Introduction

Cell culturing is a core method in biological science and clinical research as well as in many biotechnological and biomedical engineering areas. Typically, mammalian cells are grown in a nutrient buffer in plastic culture flasks or multiwell plates, which are placed in a standard benchtop incubator. The incubator maintains the physiological conditions necessary for cell growth, such as sterility, proper temperature, pH, and osmotic pressure. Standard cell culturing is reliable and is used in the majority of cell culture-based experiments. However, it has limitations when dynamic processes of the cells have to be investigated. The cells can be taken out of the incubator for a brief observation and then returned to the incubator until the next observation, but this does not allow for continuous online monitoring of the cellular processes.

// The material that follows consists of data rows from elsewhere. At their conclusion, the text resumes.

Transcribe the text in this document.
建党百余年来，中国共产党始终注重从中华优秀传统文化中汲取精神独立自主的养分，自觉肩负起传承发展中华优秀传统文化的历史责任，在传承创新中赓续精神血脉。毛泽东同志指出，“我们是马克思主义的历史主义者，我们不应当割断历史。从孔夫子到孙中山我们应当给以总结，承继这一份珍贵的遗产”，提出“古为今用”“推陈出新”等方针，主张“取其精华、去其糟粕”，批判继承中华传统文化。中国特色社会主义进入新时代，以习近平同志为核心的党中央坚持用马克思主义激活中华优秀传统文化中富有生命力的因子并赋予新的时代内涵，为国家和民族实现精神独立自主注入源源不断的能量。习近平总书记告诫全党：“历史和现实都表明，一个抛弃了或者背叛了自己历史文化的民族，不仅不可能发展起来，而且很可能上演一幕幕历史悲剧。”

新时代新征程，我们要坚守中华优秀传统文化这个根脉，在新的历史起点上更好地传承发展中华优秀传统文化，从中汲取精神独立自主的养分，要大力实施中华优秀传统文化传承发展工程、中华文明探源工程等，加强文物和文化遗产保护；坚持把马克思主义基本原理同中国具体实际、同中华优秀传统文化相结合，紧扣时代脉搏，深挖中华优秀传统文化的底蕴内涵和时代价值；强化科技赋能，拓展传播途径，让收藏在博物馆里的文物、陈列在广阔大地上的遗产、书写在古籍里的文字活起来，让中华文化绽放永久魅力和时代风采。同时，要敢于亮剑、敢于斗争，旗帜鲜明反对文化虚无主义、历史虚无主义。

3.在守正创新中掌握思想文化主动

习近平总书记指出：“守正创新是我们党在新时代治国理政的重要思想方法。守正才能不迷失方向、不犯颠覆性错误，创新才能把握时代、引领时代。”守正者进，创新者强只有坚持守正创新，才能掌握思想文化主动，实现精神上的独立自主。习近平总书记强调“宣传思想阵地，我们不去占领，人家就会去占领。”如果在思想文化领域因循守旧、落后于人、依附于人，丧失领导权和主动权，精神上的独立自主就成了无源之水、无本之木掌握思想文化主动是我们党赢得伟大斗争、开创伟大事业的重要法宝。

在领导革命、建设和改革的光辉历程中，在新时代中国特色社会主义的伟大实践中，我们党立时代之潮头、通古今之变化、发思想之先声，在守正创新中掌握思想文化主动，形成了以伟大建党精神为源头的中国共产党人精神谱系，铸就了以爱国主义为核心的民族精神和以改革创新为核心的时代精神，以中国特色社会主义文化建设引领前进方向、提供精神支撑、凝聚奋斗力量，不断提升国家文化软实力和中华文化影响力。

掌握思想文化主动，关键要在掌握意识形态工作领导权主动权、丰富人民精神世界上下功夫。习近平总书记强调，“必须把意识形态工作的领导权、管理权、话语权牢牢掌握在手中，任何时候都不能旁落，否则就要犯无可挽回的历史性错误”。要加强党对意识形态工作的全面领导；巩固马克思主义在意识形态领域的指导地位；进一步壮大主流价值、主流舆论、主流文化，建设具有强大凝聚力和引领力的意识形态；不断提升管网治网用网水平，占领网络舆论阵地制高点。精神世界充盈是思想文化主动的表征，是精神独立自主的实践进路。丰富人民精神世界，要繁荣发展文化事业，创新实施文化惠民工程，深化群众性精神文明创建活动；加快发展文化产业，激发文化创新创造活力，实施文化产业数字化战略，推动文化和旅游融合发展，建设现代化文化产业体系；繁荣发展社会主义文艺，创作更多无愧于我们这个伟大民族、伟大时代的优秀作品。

For the continuous real-time observation of cells, the incubator has to be: (i) enlarged to the size of a room to accommodate all observation instruments as well as the operator; (ii) modified to enclose the observation instrument and provide the instrument controls to the outside operator; or (iii) reduced to fit into the instrument; for example, on the stage of a microscope. The first option is usually chosen when running many parallel online experiments on a regular basis, but it requires a large investment and running costs. Furthermore, to allow the operator to breathe normally, the atmosphere is not enriched for CO₂, which requires special cell culture media and thus limits the range of cell types that can be investigated. Moreover, the operator working with the incubator might contaminate cell cultures. Enclosing the investigation instruments—typically a microscope—by the incubator is less costly and provides better sterility than a room incubator because it isolates the operator from the cell culture and the instrument. However, in this case, physical accessibility to the instrument is significantly reduced, and therefore it has to be equipped with remote controls and handling tools. Miniaturized cell culture incubators not only enable the growth and online observation of cells directly on the stage of an optical microscope, but they also provide the whole list of benefits intrinsic to microsystems, including low consumption of power and reagents as well as fast response due to the small mass and volume of the devices. In addition, this type of setup provides opportunities for parallel operation for high-throughput analysis and integration of multiple sensors for monitoring environmental parameters. Finally, the microsystems can be designed as single-use disposable devices due to the low costs, which are a consequence of the requirement for only a small amount of raw material and the potential for mass production using a batch-type fabrication (1).

The opportunities offered by microfabrication and microfluidic technologies in design and fabrication of miniaturized cell culture systems are being explored by researchers (2). One trend is the development of extremely small cell culture chambers intended for the study of single/few cell-related biological phenomena (3,4,5,6,7). Alternatively, microchambers are designed to provide and/or investigate effects of unique physiological cell culture conditions in terms of culture media composition, pressure, shear stress, and chemical and geometrical microenvironments (8,9,10,11,12,13,14,15,16,17).

Commercially available miniaturized cell culture systems are primarily developed for live-cell microscopy, sometimes including options for mechanical cell micromanipulations and electrophysiology. Typically, they consist of two parallel glass coverslips, defining the top and the bottom of the chamber, and a sealing spacer, providing the walls of the chamber (18). For long-term cultures, such systems contain inlets for continuous media perfusion, which provides fresh nutrients and removes metabolic wastes (19,20). The perfusion is typically driven by gravity or by peristaltic/ syringe pumps. The temperature required for cell growth is maintained by a heated airstream directed to the chamber, by heated water flow in the channels surrounding the chamber, or by integrated electric heaters consisting of resistance wires, thin films, or thermoelectric (Peltier elements), all controlled via an electronic feedback loop (20,21).

Several modifications of these setups exist, such as open chamber systems containing a cleaned oil layer on top of the culture media instead of a glass coverslip, which prevents fluid evaporation without hindering direct access to the cells by manipulation or probing tools (22,23). Some devices do not contain an integrated cell chamber but accommodate a standard cell culture dish and interface it with media perfusion and temperature control systems (Open Perfusion Microincubators; Harvard Apparatus, Holliston, MA, USA).